Anyway... I had my yearly "how's yer father" yesterday afternoon. The place I used to go to just stopped offering women's health and family planning services, so I found somewhere closer to home. New place, new staff (who are all delightful, btw), and all new fresh anxieties. I don't know why I go into full-on panic mode entering new places, but there I was going to an exam I've had several times before, totally routine, and my heart was pounding fit to burst, leaving me lightheaded and ready to hyperventilate. My body was freaking out, my brain was rolling its eyes and telling me to STFU. Unfortunately, this lead to my blood pressure registering way higher than normal. As usual. *sigh*
Now, it was in my medical records I had transferred over that I have "white-coat hypertension." I freak out in clinical settings, no matter how routine. The usual procedure is to take my BP at the start of the visit, and once the exam is over let me zen out for 5-10 minutes and come back and take it again. The 2nd reading is always much lower and more acceptable. This still concerned my old NP, which led to me buying a home monitor to show that my BP isn't up ALL the time, just when I'm anxious. Once I was given the all clear, I stopped monitoring. Welll... this WAS a very sedentary winter, and the boyfriend is a bad influence on my mealtime habits... and I've gained weight... (Ugh, thanks for reminding me, self!) so my BP was elevated more than even I'm comfortable with. The new NP, Jennifer, is concerned that it's not just my anxiety and wants me to return in a month and see if it's improved. She didn't take a second one right then, so I'm a wee miffed... long story short, I'm now overhauling my diet and throwing myself into getting off my arse more to show that my BP is fine, it's my "cat-in-a-dogshow" nerves that are causing me issues.
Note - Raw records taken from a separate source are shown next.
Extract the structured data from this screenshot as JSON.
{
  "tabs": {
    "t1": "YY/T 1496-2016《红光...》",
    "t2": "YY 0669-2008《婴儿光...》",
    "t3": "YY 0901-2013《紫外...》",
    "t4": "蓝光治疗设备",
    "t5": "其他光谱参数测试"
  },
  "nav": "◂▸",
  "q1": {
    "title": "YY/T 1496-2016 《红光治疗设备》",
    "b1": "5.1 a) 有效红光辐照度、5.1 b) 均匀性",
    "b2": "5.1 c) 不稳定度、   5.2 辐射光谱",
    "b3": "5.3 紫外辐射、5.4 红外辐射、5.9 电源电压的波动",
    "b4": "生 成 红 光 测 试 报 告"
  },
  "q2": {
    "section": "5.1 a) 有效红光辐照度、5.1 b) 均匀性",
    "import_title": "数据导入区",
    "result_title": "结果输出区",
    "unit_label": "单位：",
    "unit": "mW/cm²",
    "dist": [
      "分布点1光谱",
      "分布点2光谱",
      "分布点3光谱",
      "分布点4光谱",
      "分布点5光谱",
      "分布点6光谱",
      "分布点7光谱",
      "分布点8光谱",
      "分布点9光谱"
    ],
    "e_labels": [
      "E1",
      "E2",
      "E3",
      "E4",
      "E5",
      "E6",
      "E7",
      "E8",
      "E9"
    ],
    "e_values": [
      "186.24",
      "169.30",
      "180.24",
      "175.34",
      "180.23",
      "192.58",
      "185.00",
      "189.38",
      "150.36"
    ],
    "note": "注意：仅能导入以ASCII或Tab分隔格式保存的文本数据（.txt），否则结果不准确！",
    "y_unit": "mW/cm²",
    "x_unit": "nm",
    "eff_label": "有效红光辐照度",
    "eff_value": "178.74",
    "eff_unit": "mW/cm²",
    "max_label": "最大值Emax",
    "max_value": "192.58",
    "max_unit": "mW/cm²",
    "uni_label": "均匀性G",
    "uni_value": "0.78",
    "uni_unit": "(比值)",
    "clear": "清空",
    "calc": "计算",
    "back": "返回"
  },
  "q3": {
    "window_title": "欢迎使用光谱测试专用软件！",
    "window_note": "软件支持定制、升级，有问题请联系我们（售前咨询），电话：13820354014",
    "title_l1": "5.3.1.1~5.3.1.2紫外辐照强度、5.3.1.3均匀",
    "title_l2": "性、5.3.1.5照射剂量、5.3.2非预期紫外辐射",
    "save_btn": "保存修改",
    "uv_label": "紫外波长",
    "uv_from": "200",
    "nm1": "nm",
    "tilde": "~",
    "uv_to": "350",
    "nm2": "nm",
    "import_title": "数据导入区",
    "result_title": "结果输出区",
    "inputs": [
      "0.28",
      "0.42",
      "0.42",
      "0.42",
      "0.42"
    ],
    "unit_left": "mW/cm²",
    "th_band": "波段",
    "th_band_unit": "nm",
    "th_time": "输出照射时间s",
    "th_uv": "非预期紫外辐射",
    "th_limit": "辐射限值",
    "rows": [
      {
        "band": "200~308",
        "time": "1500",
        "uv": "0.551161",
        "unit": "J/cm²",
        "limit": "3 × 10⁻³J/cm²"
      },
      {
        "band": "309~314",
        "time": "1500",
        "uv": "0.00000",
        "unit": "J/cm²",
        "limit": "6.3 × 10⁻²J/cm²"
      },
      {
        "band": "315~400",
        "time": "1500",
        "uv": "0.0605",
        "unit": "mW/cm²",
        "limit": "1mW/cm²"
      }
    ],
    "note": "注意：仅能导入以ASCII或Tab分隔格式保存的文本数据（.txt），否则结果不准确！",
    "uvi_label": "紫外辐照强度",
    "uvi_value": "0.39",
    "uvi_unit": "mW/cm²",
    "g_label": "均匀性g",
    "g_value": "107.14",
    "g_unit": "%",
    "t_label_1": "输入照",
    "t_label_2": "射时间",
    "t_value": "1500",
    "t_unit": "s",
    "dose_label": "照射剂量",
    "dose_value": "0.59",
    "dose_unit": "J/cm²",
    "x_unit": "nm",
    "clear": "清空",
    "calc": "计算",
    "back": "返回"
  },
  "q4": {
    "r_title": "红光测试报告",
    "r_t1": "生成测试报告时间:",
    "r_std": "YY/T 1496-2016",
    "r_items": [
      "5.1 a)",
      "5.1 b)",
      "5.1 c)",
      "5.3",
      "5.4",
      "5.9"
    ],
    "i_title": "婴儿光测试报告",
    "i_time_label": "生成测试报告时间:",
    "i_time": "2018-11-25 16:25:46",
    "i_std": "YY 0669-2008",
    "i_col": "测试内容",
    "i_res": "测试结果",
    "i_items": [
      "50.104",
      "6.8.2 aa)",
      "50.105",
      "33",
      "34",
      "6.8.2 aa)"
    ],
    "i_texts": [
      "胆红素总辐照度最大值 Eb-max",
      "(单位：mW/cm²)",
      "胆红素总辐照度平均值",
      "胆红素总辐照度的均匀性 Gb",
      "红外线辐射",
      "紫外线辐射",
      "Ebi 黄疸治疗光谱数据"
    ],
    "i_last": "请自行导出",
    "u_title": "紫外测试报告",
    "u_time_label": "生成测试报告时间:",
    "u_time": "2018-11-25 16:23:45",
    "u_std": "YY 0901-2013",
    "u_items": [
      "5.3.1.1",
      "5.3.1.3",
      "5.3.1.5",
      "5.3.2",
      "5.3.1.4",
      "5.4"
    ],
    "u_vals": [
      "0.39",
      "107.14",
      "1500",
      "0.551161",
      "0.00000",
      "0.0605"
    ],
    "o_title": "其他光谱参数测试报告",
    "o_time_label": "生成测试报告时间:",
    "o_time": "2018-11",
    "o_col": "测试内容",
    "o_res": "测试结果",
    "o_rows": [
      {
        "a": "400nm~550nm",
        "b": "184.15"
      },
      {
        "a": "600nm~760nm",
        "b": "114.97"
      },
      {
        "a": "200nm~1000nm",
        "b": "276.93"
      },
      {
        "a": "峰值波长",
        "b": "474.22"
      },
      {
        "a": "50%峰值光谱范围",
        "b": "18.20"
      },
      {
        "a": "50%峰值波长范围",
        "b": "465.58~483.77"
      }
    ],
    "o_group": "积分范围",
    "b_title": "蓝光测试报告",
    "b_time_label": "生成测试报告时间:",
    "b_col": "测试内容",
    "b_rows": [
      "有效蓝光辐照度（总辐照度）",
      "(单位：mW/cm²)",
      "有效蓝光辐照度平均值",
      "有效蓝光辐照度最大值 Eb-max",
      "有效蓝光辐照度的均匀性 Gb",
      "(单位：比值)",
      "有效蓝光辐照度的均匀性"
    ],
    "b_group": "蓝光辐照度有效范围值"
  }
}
Part of me is really regretting telling her about my dad's heart attack last year. Technically, the question was "Has a parent/sibling had a heart-attack before the age of 50?" and he was 56, a smoker, and very sedentary. Once I told her that whole saga I got the furrowed brows and notations on my chart. *sigh* So here I am worrying my arse off about hereditary issues once again. Heart problems on dad's side, hormonal on mom's.
(I'm picturing that dude from Mad About You yelling, "why can't I WIN, Lord?" right now...)
We also discussed my job and how my previous NP wanted me to flat-out quit due to the stress it was causing me. It's to the point where I get nauseated and anxious on the drive in. :P Yay, retail. *gag* Other than that, we had a good time. I had most of the staff laughing at my happy-go-lucky self, and I came away with a gold star on my checkup chart. :)
In other random news, I'm really wishing that The Doctor would come pick me up for one evening, just one evening, so I could go back in time to find my childhood/preteen self and eat a big ol' bowl of salad in front of her. I'd eat the whole thing, making yummy noises the entire time, and laugh as she gagged in disgust. :D I have no idea when the salad switch was turned on for me, but there we are. Go figure. :) Maybe it's the crunch.
Aaaaaand I'm spent. Time to go doctor my ankle and rustle up some dinner.